Financièrement asphyxié, l’institut a été achevé par une loi du 31 décembre 1999 qui a décidé sa dissolution. Les collaborateurs qui bénéficiaient des garanties d’emploi du statut de la fonction publique ont été repris par voie de mutation par le Land de Berlin. Beaucoup parmi les autres ont cherché des places dans d’autres bibliothèques, certains ont profité des conditions de retraite anticipée ou des indemnités de licenciement généreuses qui leur ont été proposées. Enfin environ 20 collaborateurs restent toujours sur le carreau. La fermeture étant maintenant définitive, ils devront accepter les postes qui leur sont proposés dans l’administration de Berlin.

Des missions abandonnées

Cette triste histoire a aussi tristement démontré l’impuissance des associations de bibliothèques et de bibliothécaires. On a certes d’abord bruyamment protesté. Mais le calme est rapidement revenu quand on a annoncé la fondation d’une institution de remplacement, l’Innovationszentrum für Bibliotheken (Centre d’innovation pour les bibliothèques), supposé n’employer qu’une dizaine de collaborateurs. Institut dont il est clair depuis qu’il ne verra jamais le jour.

L’histoire de la dissolution a récemment été qualifiée de « Raubmord » (vol et assassinat) 2 et a fait l’objet d’une première monographie 3. Les dépouilles de la victime sont désormais perdues ou au mieux éparpillées. Certaines tâches du DBI sont aujourd’hui assurées en partie par d’autres institutions, comme la Deutsche Bibliothek (la Bibliothèque nationale), la Staatsbibliothek à Berlin, la Bibliothèque centrale et régionale de Berlin et l’Association des bibliothèques allemandes. Les statistiques des bibliothèques allemandes seront désormais établies par le Hochschulbibliothekszentrum Nordrhein-Westfalen (HBZ, Centre des bibliothèques universitaires du Land de Rhénanie-Westphalie).

Force est en outre de constater qu’il n’y a presque plus de projets de développement pour des bibliothèques publiques et des bibliothèques de jeunesse, presque plus de publications professionnelles 4. Si la fondation Bertelsmann renforce maintenant ses activités dans le secteur des bibliothèques, elle ne peut ni ne veut cependant combler les carences des pouvoirs publics.

Les conséquences de cette décision risquent d’être durables.

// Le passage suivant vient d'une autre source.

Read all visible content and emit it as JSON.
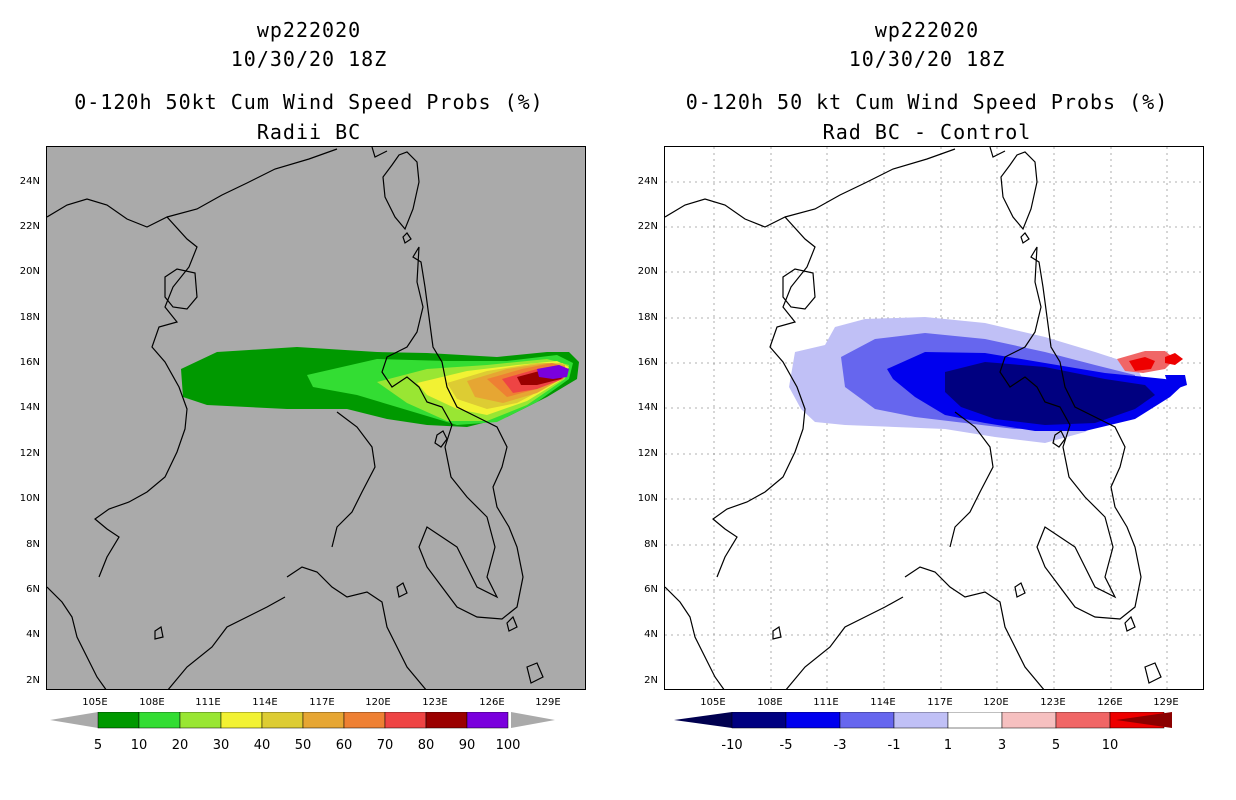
{
  "left": {
    "storm": "wp222020",
    "date": "10/30/20 18Z",
    "product": "0-120h 50kt Cum Wind Speed Probs (%)",
    "subtitle": "Radii BC",
    "colorbar": {
      "labels": [
        "5",
        "10",
        "20",
        "30",
        "40",
        "50",
        "60",
        "70",
        "80",
        "90",
        "100"
      ],
      "colors": [
        "#009900",
        "#33dd33",
        "#99e633",
        "#f2f233",
        "#ddcc33",
        "#e6a633",
        "#ee8033",
        "#ee4444",
        "#9a0000",
        "#7a00dd"
      ]
    }
  },
  "right": {
    "storm": "wp222020",
    "date": "10/30/20 18Z",
    "product": "0-120h 50 kt Cum Wind Speed Probs (%)",
    "subtitle": "Rad BC - Control",
    "colorbar": {
      "labels": [
        "-10",
        "-5",
        "-3",
        "-1",
        "1",
        "3",
        "5",
        "10"
      ],
      "colors": [
        "#000080",
        "#0000ee",
        "#6666ee",
        "#c0c0f6",
        "#ffffff",
        "#f6c0c0",
        "#f06666",
        "#ee0000"
      ],
      "end_colors": [
        "#000050",
        "#8b0000"
      ]
    }
  },
  "axes": {
    "y_ticks": [
      "24N",
      "22N",
      "20N",
      "18N",
      "16N",
      "14N",
      "12N",
      "10N",
      "8N",
      "6N",
      "4N",
      "2N"
    ],
    "x_ticks": [
      "105E",
      "108E",
      "111E",
      "114E",
      "117E",
      "120E",
      "123E",
      "126E",
      "129E"
    ]
  },
  "colors": {
    "left_background": "#aaaaaa",
    "right_background": "#ffffff",
    "coast": "#000000"
  }
}
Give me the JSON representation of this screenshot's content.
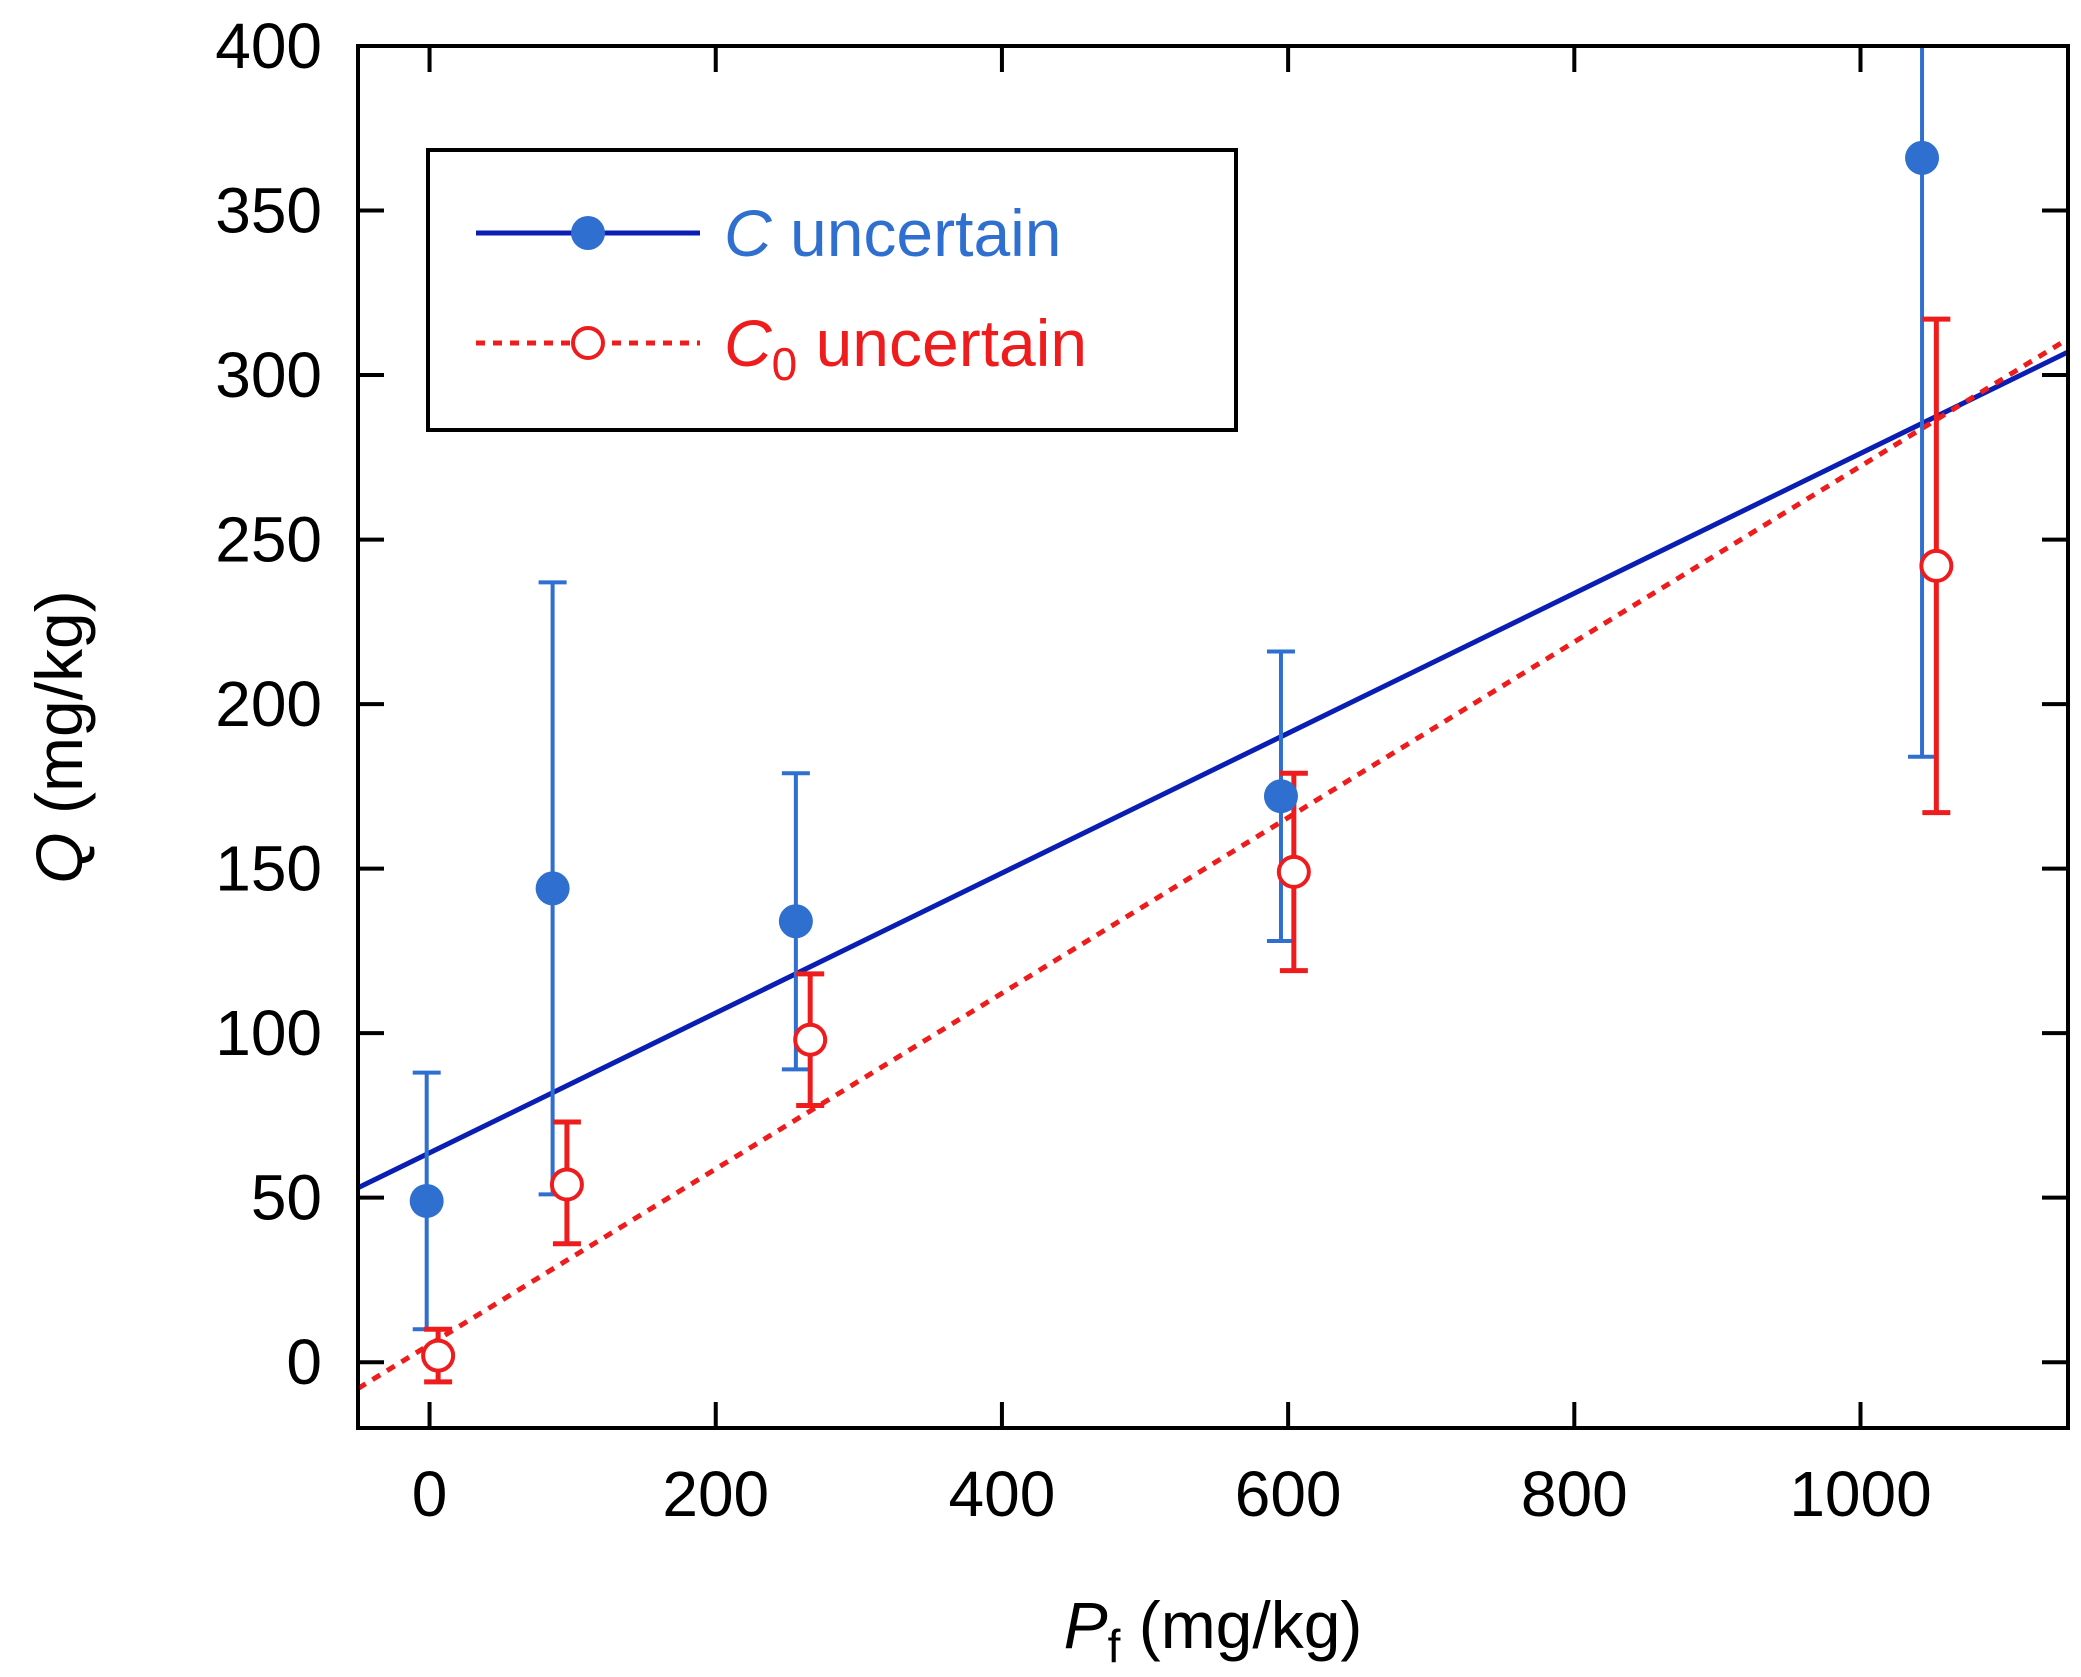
{
  "chart_data": {
    "type": "scatter",
    "xlim": [
      -50,
      1145
    ],
    "ylim": [
      -20,
      400
    ],
    "x_ticks": [
      0,
      200,
      400,
      600,
      800,
      1000
    ],
    "x_tick_labels": [
      "0",
      "200",
      "400",
      "600",
      "800",
      "1000"
    ],
    "y_ticks": [
      0,
      50,
      100,
      150,
      200,
      250,
      300,
      350,
      400
    ],
    "y_tick_labels": [
      "0",
      "50",
      "100",
      "150",
      "200",
      "250",
      "300",
      "350",
      "400"
    ],
    "xlabel": {
      "var": "P",
      "sub": "f",
      "unit": " (mg/kg)"
    },
    "ylabel": {
      "var": "Q",
      "unit": " (mg/kg)"
    },
    "grid": false,
    "legend_position": "top-left",
    "series": [
      {
        "name": "C uncertain",
        "name_parts": {
          "var": "C",
          "sub": "",
          "rest": " uncertain"
        },
        "color": "#2f6fd0",
        "line_color": "#0a1eb4",
        "line_style": "solid",
        "marker": "filled-circle",
        "points": [
          {
            "x": -2,
            "y": 49,
            "err_low": 10,
            "err_high": 88
          },
          {
            "x": 86,
            "y": 144,
            "err_low": 51,
            "err_high": 237
          },
          {
            "x": 256,
            "y": 134,
            "err_low": 89,
            "err_high": 179
          },
          {
            "x": 595,
            "y": 172,
            "err_low": 128,
            "err_high": 216
          },
          {
            "x": 1043,
            "y": 366,
            "err_low": 184,
            "err_high": 400
          }
        ],
        "fit_line": {
          "x": [
            -50,
            1145
          ],
          "y": [
            53,
            307
          ]
        }
      },
      {
        "name": "C0 uncertain",
        "name_parts": {
          "var": "C",
          "sub": "0",
          "rest": " uncertain"
        },
        "color": "#ee1c1c",
        "line_color": "#ee1c1c",
        "line_style": "dotted",
        "marker": "open-circle",
        "points": [
          {
            "x": 6,
            "y": 2,
            "err_low": -6,
            "err_high": 10
          },
          {
            "x": 96,
            "y": 54,
            "err_low": 36,
            "err_high": 73
          },
          {
            "x": 266,
            "y": 98,
            "err_low": 78,
            "err_high": 118
          },
          {
            "x": 604,
            "y": 149,
            "err_low": 119,
            "err_high": 179
          },
          {
            "x": 1053,
            "y": 242,
            "err_low": 167,
            "err_high": 317
          }
        ],
        "fit_line": {
          "x": [
            -50,
            1145
          ],
          "y": [
            -8,
            311
          ]
        }
      }
    ]
  }
}
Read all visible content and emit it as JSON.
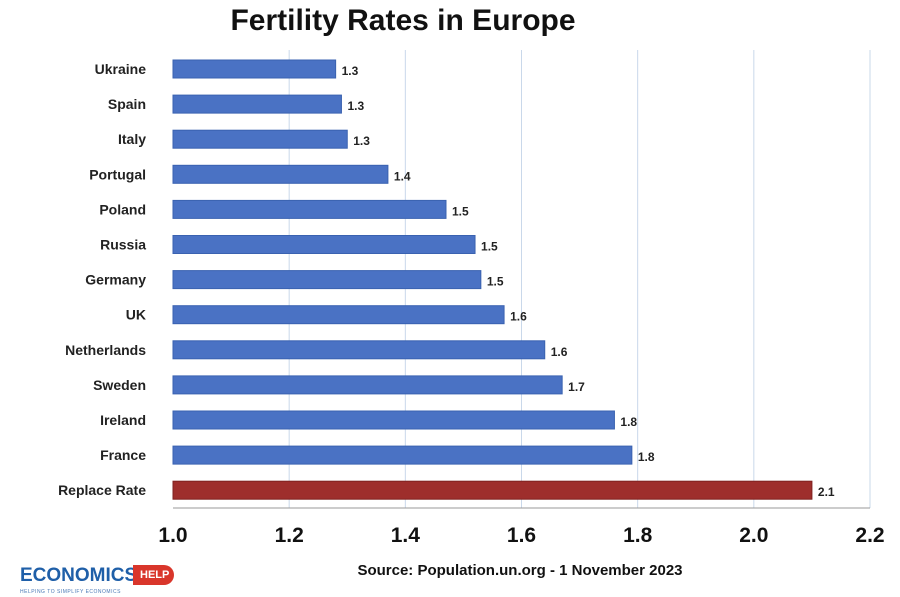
{
  "chart_data": {
    "type": "bar",
    "orientation": "horizontal",
    "title": "Fertility Rates in Europe",
    "source": "Source: Population.un.org - 1 November 2023",
    "categories": [
      "Ukraine",
      "Spain",
      "Italy",
      "Portugal",
      "Poland",
      "Russia",
      "Germany",
      "UK",
      "Netherlands",
      "Sweden",
      "Ireland",
      "France",
      "Replace Rate"
    ],
    "values": [
      1.28,
      1.29,
      1.3,
      1.37,
      1.47,
      1.52,
      1.53,
      1.57,
      1.64,
      1.67,
      1.76,
      1.79,
      2.1
    ],
    "labels": [
      "1.3",
      "1.3",
      "1.3",
      "1.4",
      "1.5",
      "1.5",
      "1.5",
      "1.6",
      "1.6",
      "1.7",
      "1.8",
      "1.8",
      "2.1"
    ],
    "xlim": [
      1.0,
      2.2
    ],
    "xticks": [
      "1.0",
      "1.2",
      "1.4",
      "1.6",
      "1.8",
      "2.0",
      "2.2"
    ],
    "grid": true,
    "colors": {
      "bar": "#4a72c4",
      "bar_edge": "#3a62b0",
      "highlight": "#9e2e2c",
      "grid": "#c9d8ea"
    },
    "highlight_category": "Replace Rate"
  },
  "logo": {
    "word": "ECONOMICS",
    "badge": "HELP",
    "tagline": "HELPING TO SIMPLIFY ECONOMICS"
  }
}
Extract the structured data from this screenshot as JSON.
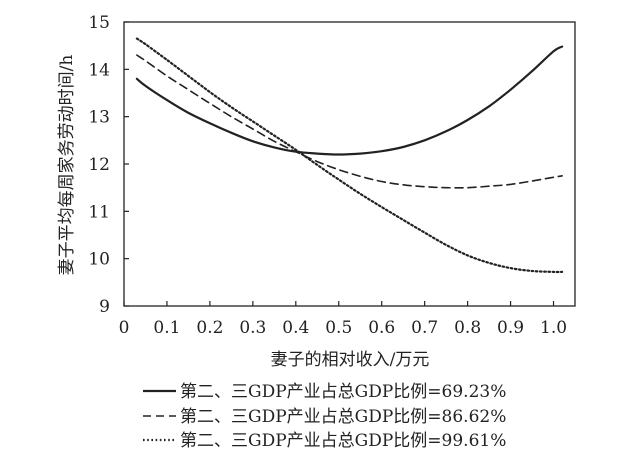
{
  "chart_data": {
    "type": "line",
    "title": "",
    "xlabel": "妻子的相对收入/万元",
    "ylabel": "妻子平均每周家务劳动时间/h",
    "xlim": [
      0,
      1.05
    ],
    "ylim": [
      9,
      15
    ],
    "xticks": [
      0,
      0.1,
      0.2,
      0.3,
      0.4,
      0.5,
      0.6,
      0.7,
      0.8,
      0.9,
      1.0
    ],
    "xtick_labels": [
      "0",
      "0.1",
      "0.2",
      "0.3",
      "0.4",
      "0.5",
      "0.6",
      "0.7",
      "0.8",
      "0.9",
      "1.0"
    ],
    "yticks": [
      9,
      10,
      11,
      12,
      13,
      14,
      15
    ],
    "ytick_labels": [
      "9",
      "10",
      "11",
      "12",
      "13",
      "14",
      "15"
    ],
    "grid": false,
    "legend_position": "bottom",
    "x": [
      0.03,
      0.05,
      0.1,
      0.15,
      0.2,
      0.25,
      0.3,
      0.35,
      0.4,
      0.45,
      0.5,
      0.55,
      0.6,
      0.65,
      0.7,
      0.75,
      0.8,
      0.85,
      0.9,
      0.95,
      1.0,
      1.02
    ],
    "series": [
      {
        "name": "第二、三GDP产业占总GDP比例=69.23%",
        "style": "solid",
        "values": [
          13.8,
          13.65,
          13.35,
          13.08,
          12.86,
          12.66,
          12.48,
          12.35,
          12.26,
          12.22,
          12.2,
          12.22,
          12.27,
          12.36,
          12.5,
          12.69,
          12.93,
          13.22,
          13.57,
          13.96,
          14.38,
          14.48
        ]
      },
      {
        "name": "第二、三GDP产业占总GDP比例=86.62%",
        "style": "dashed",
        "values": [
          14.3,
          14.18,
          13.86,
          13.57,
          13.28,
          13.0,
          12.74,
          12.48,
          12.26,
          12.05,
          11.88,
          11.74,
          11.63,
          11.56,
          11.52,
          11.5,
          11.5,
          11.53,
          11.57,
          11.64,
          11.72,
          11.75
        ]
      },
      {
        "name": "第二、三GDP产业占总GDP比例=99.61%",
        "style": "dotted",
        "values": [
          14.65,
          14.53,
          14.2,
          13.86,
          13.52,
          13.2,
          12.9,
          12.6,
          12.3,
          11.98,
          11.67,
          11.37,
          11.09,
          10.82,
          10.55,
          10.29,
          10.07,
          9.91,
          9.8,
          9.74,
          9.72,
          9.72
        ]
      }
    ]
  }
}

En plus des services qu’il a rendus aux bibliothèques, le DBI a eu l’immense mérite de former des spécialistes qui, dans leur secteur, disposaient d’un savoir-faire précieux et reconnu par les professionnels du monde entier. Ces ressources humaines ne sont maintenant plus disponibles et doivent être développées péniblement ailleurs.

La profession est très curieuse de voir si l’on reconnaîtra un jour la nécessité d’une institution centrale qui pourrait mener… à la réinvention du DBI.

  1. (retour)↑  Tous les documents concernant la dissolution du DBI sont (encore) accessibles : http://www.dbi-berlin.de/dbi_inf/archiv/archiv.htm
  2. (retour)↑  Dietmar Kummer, « Raubmord in Berlin oder Das Ende des DBI. Ein realsatirisches Lehrstück über Macht », Buch und Bibliothek 55, n° 3, 2003, p. 146-147.
  3. (retour)↑  Otto-Rudolf Rothbart, Deutsche Büchereizentralen als bibliothekarische Dienstleistungsinstanz, Wiesbaden, Harrassowitz, 2002.
  4. (retour)↑  Le DBI était aussi une maison d’édition qui publiait, outre des revues (comme la revue mensuelle Bibliotheksdienst, éditée depuis deux ans par la Bibliothèque centrale et régionale de Berlin), entre dix et vingt monographies par an, qui reflétaient les résultats des travaux de l’Institut.